If all of the POS systems deployed in Target's stores used the credit card readers like those in its store in Braintree, Massachusetts, the credit card data could have been encrypted using the Triple DES (3DES) algorithm. In the side-by-side comparison below, the credit card terminal used in Braintree looks like the Hypercom Optimum L4150 (pdf).
The Optimum L4150 was connected to the point of sale register with a USB, Ethernet or RS232 cable and supports encryption of credit card data.
Jason Schnellbacher of the Prineta software development team, which is familiar with the L4150 card reader terminal and related encryption practices, reviewed this point of sale equipment:
"The bank card pins were definitely encrypted with the 3DES algorithm, but there is a question if the credit card data was encrypted. The L4150 terminal has the capability to encrypt the credit card data using any of a number of standard encryption algorithms, but if the POS system vendor chose one, it would be 3DES. However, the connection between the card reader terminal and the POS device is considered secure and often times the credit card data is sent as clear text to the POS device where it is only then encrypted and sent upstream for processing. We don't know how Target and its POS vendor NCR implemented this encryption, but based on industry practices there is a better than even chance that the credit card data was not encrypted. If POS system vendor NCR enabled 3DES, all the thieves stole were encrypted data."
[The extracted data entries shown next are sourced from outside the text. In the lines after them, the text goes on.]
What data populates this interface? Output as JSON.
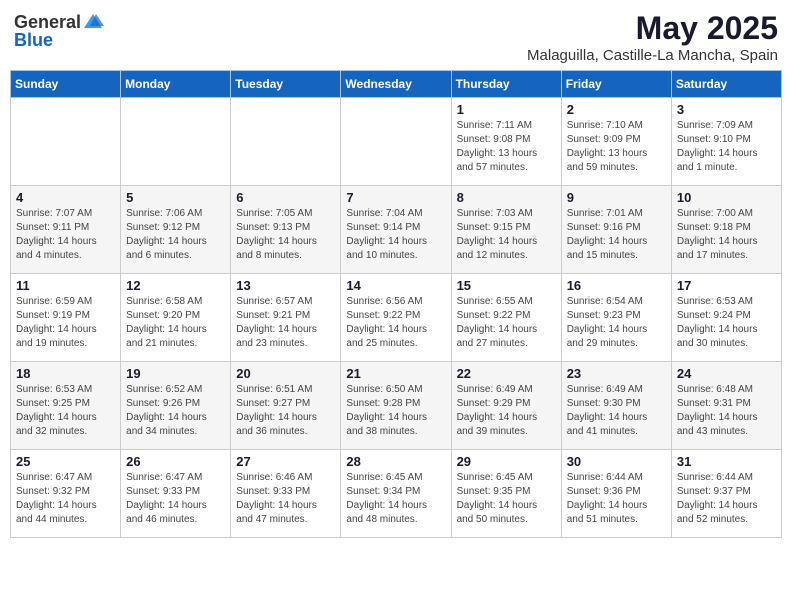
{
  "header": {
    "logo_general": "General",
    "logo_blue": "Blue",
    "month": "May 2025",
    "location": "Malaguilla, Castille-La Mancha, Spain"
  },
  "days_of_week": [
    "Sunday",
    "Monday",
    "Tuesday",
    "Wednesday",
    "Thursday",
    "Friday",
    "Saturday"
  ],
  "weeks": [
    [
      {
        "day": "",
        "detail": ""
      },
      {
        "day": "",
        "detail": ""
      },
      {
        "day": "",
        "detail": ""
      },
      {
        "day": "",
        "detail": ""
      },
      {
        "day": "1",
        "detail": "Sunrise: 7:11 AM\nSunset: 9:08 PM\nDaylight: 13 hours\nand 57 minutes."
      },
      {
        "day": "2",
        "detail": "Sunrise: 7:10 AM\nSunset: 9:09 PM\nDaylight: 13 hours\nand 59 minutes."
      },
      {
        "day": "3",
        "detail": "Sunrise: 7:09 AM\nSunset: 9:10 PM\nDaylight: 14 hours\nand 1 minute."
      }
    ],
    [
      {
        "day": "4",
        "detail": "Sunrise: 7:07 AM\nSunset: 9:11 PM\nDaylight: 14 hours\nand 4 minutes."
      },
      {
        "day": "5",
        "detail": "Sunrise: 7:06 AM\nSunset: 9:12 PM\nDaylight: 14 hours\nand 6 minutes."
      },
      {
        "day": "6",
        "detail": "Sunrise: 7:05 AM\nSunset: 9:13 PM\nDaylight: 14 hours\nand 8 minutes."
      },
      {
        "day": "7",
        "detail": "Sunrise: 7:04 AM\nSunset: 9:14 PM\nDaylight: 14 hours\nand 10 minutes."
      },
      {
        "day": "8",
        "detail": "Sunrise: 7:03 AM\nSunset: 9:15 PM\nDaylight: 14 hours\nand 12 minutes."
      },
      {
        "day": "9",
        "detail": "Sunrise: 7:01 AM\nSunset: 9:16 PM\nDaylight: 14 hours\nand 15 minutes."
      },
      {
        "day": "10",
        "detail": "Sunrise: 7:00 AM\nSunset: 9:18 PM\nDaylight: 14 hours\nand 17 minutes."
      }
    ],
    [
      {
        "day": "11",
        "detail": "Sunrise: 6:59 AM\nSunset: 9:19 PM\nDaylight: 14 hours\nand 19 minutes."
      },
      {
        "day": "12",
        "detail": "Sunrise: 6:58 AM\nSunset: 9:20 PM\nDaylight: 14 hours\nand 21 minutes."
      },
      {
        "day": "13",
        "detail": "Sunrise: 6:57 AM\nSunset: 9:21 PM\nDaylight: 14 hours\nand 23 minutes."
      },
      {
        "day": "14",
        "detail": "Sunrise: 6:56 AM\nSunset: 9:22 PM\nDaylight: 14 hours\nand 25 minutes."
      },
      {
        "day": "15",
        "detail": "Sunrise: 6:55 AM\nSunset: 9:22 PM\nDaylight: 14 hours\nand 27 minutes."
      },
      {
        "day": "16",
        "detail": "Sunrise: 6:54 AM\nSunset: 9:23 PM\nDaylight: 14 hours\nand 29 minutes."
      },
      {
        "day": "17",
        "detail": "Sunrise: 6:53 AM\nSunset: 9:24 PM\nDaylight: 14 hours\nand 30 minutes."
      }
    ],
    [
      {
        "day": "18",
        "detail": "Sunrise: 6:53 AM\nSunset: 9:25 PM\nDaylight: 14 hours\nand 32 minutes."
      },
      {
        "day": "19",
        "detail": "Sunrise: 6:52 AM\nSunset: 9:26 PM\nDaylight: 14 hours\nand 34 minutes."
      },
      {
        "day": "20",
        "detail": "Sunrise: 6:51 AM\nSunset: 9:27 PM\nDaylight: 14 hours\nand 36 minutes."
      },
      {
        "day": "21",
        "detail": "Sunrise: 6:50 AM\nSunset: 9:28 PM\nDaylight: 14 hours\nand 38 minutes."
      },
      {
        "day": "22",
        "detail": "Sunrise: 6:49 AM\nSunset: 9:29 PM\nDaylight: 14 hours\nand 39 minutes."
      },
      {
        "day": "23",
        "detail": "Sunrise: 6:49 AM\nSunset: 9:30 PM\nDaylight: 14 hours\nand 41 minutes."
      },
      {
        "day": "24",
        "detail": "Sunrise: 6:48 AM\nSunset: 9:31 PM\nDaylight: 14 hours\nand 43 minutes."
      }
    ],
    [
      {
        "day": "25",
        "detail": "Sunrise: 6:47 AM\nSunset: 9:32 PM\nDaylight: 14 hours\nand 44 minutes."
      },
      {
        "day": "26",
        "detail": "Sunrise: 6:47 AM\nSunset: 9:33 PM\nDaylight: 14 hours\nand 46 minutes."
      },
      {
        "day": "27",
        "detail": "Sunrise: 6:46 AM\nSunset: 9:33 PM\nDaylight: 14 hours\nand 47 minutes."
      },
      {
        "day": "28",
        "detail": "Sunrise: 6:45 AM\nSunset: 9:34 PM\nDaylight: 14 hours\nand 48 minutes."
      },
      {
        "day": "29",
        "detail": "Sunrise: 6:45 AM\nSunset: 9:35 PM\nDaylight: 14 hours\nand 50 minutes."
      },
      {
        "day": "30",
        "detail": "Sunrise: 6:44 AM\nSunset: 9:36 PM\nDaylight: 14 hours\nand 51 minutes."
      },
      {
        "day": "31",
        "detail": "Sunrise: 6:44 AM\nSunset: 9:37 PM\nDaylight: 14 hours\nand 52 minutes."
      }
    ]
  ]
}
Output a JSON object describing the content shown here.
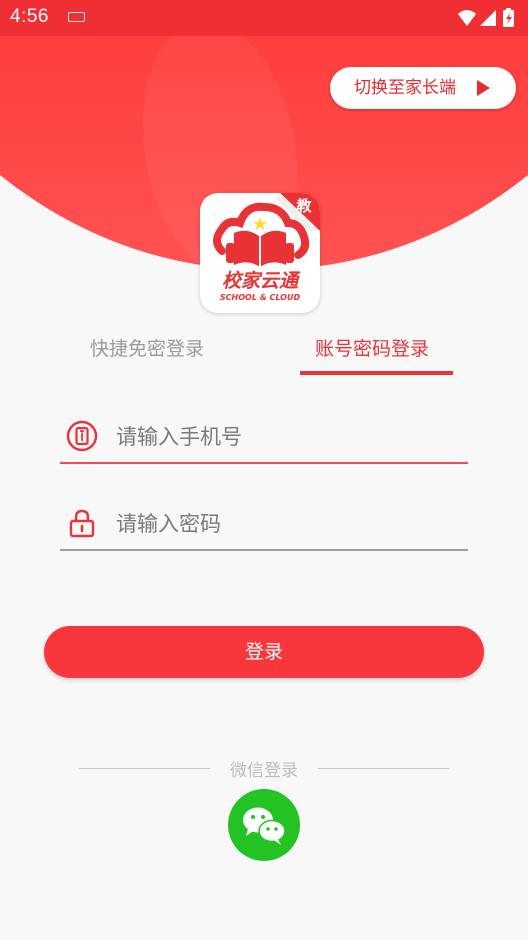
{
  "status_bar": {
    "time": "4:56",
    "icons": [
      "keyboard-icon",
      "wifi-icon",
      "signal-icon",
      "battery-charging-icon"
    ]
  },
  "header": {
    "switch_label": "切换至家长端",
    "switch_icon": "play-arrow-icon"
  },
  "logo": {
    "badge": "教",
    "name": "校家云通",
    "subtitle": "SCHOOL & CLOUD"
  },
  "tabs": [
    {
      "label": "快捷免密登录",
      "active": false
    },
    {
      "label": "账号密码登录",
      "active": true
    }
  ],
  "form": {
    "phone": {
      "placeholder": "请输入手机号",
      "value": "",
      "icon": "phone-icon"
    },
    "password": {
      "placeholder": "请输入密码",
      "value": "",
      "icon": "lock-icon"
    },
    "login_label": "登录"
  },
  "wechat": {
    "label": "微信登录",
    "icon": "wechat-icon"
  },
  "colors": {
    "brand_red": "#f8373c",
    "tab_active": "#e8343a",
    "wechat_green": "#22c322"
  }
}
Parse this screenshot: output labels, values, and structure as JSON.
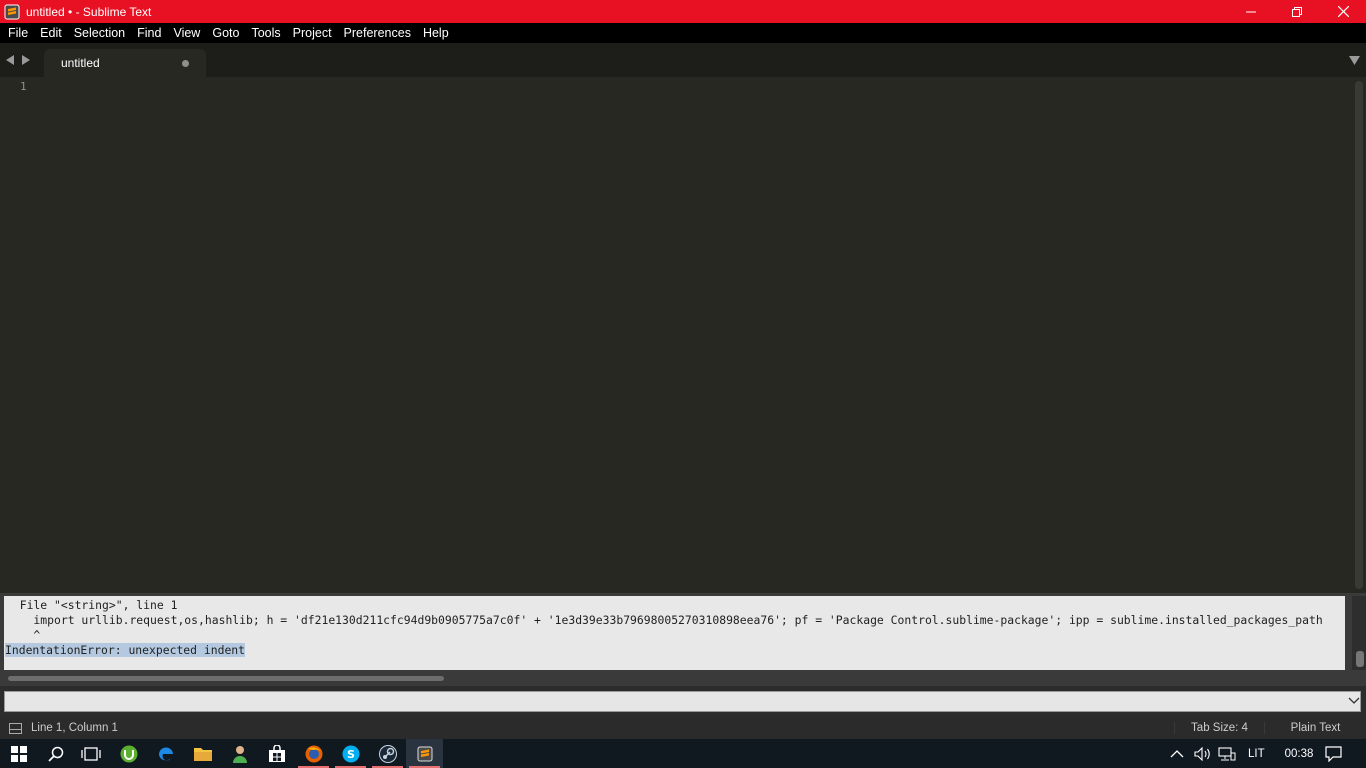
{
  "window": {
    "title": "untitled • - Sublime Text",
    "accent_color": "#e81123"
  },
  "menu": [
    "File",
    "Edit",
    "Selection",
    "Find",
    "View",
    "Goto",
    "Tools",
    "Project",
    "Preferences",
    "Help"
  ],
  "tabs": [
    {
      "label": "untitled",
      "dirty": true
    }
  ],
  "editor": {
    "line_numbers": [
      "1"
    ]
  },
  "console": {
    "lines": [
      "  File \"<string>\", line 1",
      "    import urllib.request,os,hashlib; h = 'df21e130d211cfc94d9b0905775a7c0f' + '1e3d39e33b79698005270310898eea76'; pf = 'Package Control.sublime-package'; ipp = sublime.installed_packages_path",
      "    ^",
      "IndentationError: unexpected indent"
    ]
  },
  "input": {
    "value": ""
  },
  "statusbar": {
    "position": "Line 1, Column 1",
    "tab_size": "Tab Size: 4",
    "syntax": "Plain Text"
  },
  "taskbar": {
    "items": [
      "start-icon",
      "search-icon",
      "task-view-icon",
      "utorrent-icon",
      "edge-icon",
      "file-explorer-icon",
      "people-icon",
      "store-icon",
      "firefox-icon",
      "skype-icon",
      "steam-icon",
      "sublime-text-icon"
    ],
    "language": "LIT",
    "time": "00:38"
  }
}
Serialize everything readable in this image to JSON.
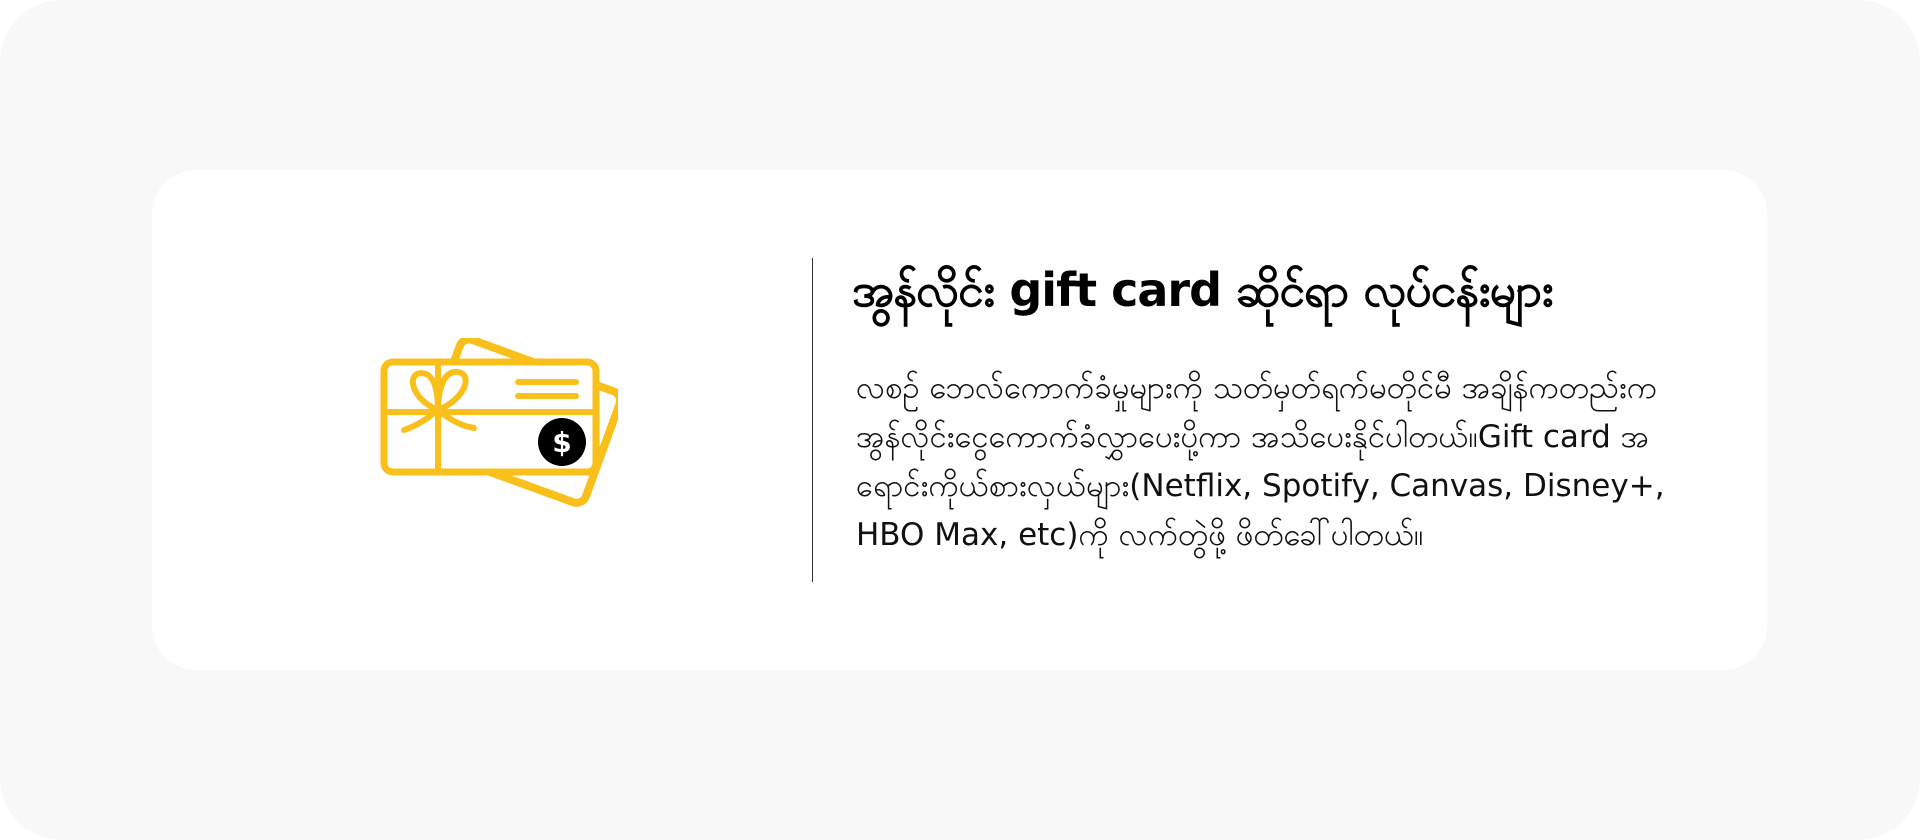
{
  "feature": {
    "title": "အွန်လိုင်း gift card ဆိုင်ရာ လုပ်ငန်းများ",
    "description": "လစဉ် ဘေလ်ကောက်ခံမှုများကို သတ်မှတ်ရက်မတိုင်မီ အချိန်ကတည်းက အွန်လိုင်းငွေကောက်ခံလွှာပေးပို့ကာ အသိပေးနိုင်ပါတယ်။Gift card အရောင်းကိုယ်စားလှယ်များ(Netflix, Spotify, Canvas, Disney+, HBO Max, etc)ကို လက်တွဲဖို့ ဖိတ်ခေါ်ပါတယ်။",
    "icon": "gift-card-icon",
    "dollar_symbol": "$",
    "colors": {
      "accent": "#F9C01C",
      "badge": "#000000",
      "page_background": "#F8F8F8",
      "card_background": "#FFFFFF"
    }
  }
}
Chris Wysopal, founder and CTO of Veracode, responded to the question "how difficult would it be to extract the key and decrypt the data from 100 million credit cards if they were encrypted with 3DES?"
"It shouldn't be possible to brute force 3DES in a reasonable amount of time without a very big supercomputer."
Unencrypted credit card data can't be monetized, so the thieves may have only made themselves targets of an FBI manhunt. Instead of a treasure trove of credit cards, if 3DES encryption was implemented, all they got was a bucket of bits.
POS system manufacturer NCR did not respond to a request for comment on the details of encryption of the credit card data between the carder reader terminal and the POS device.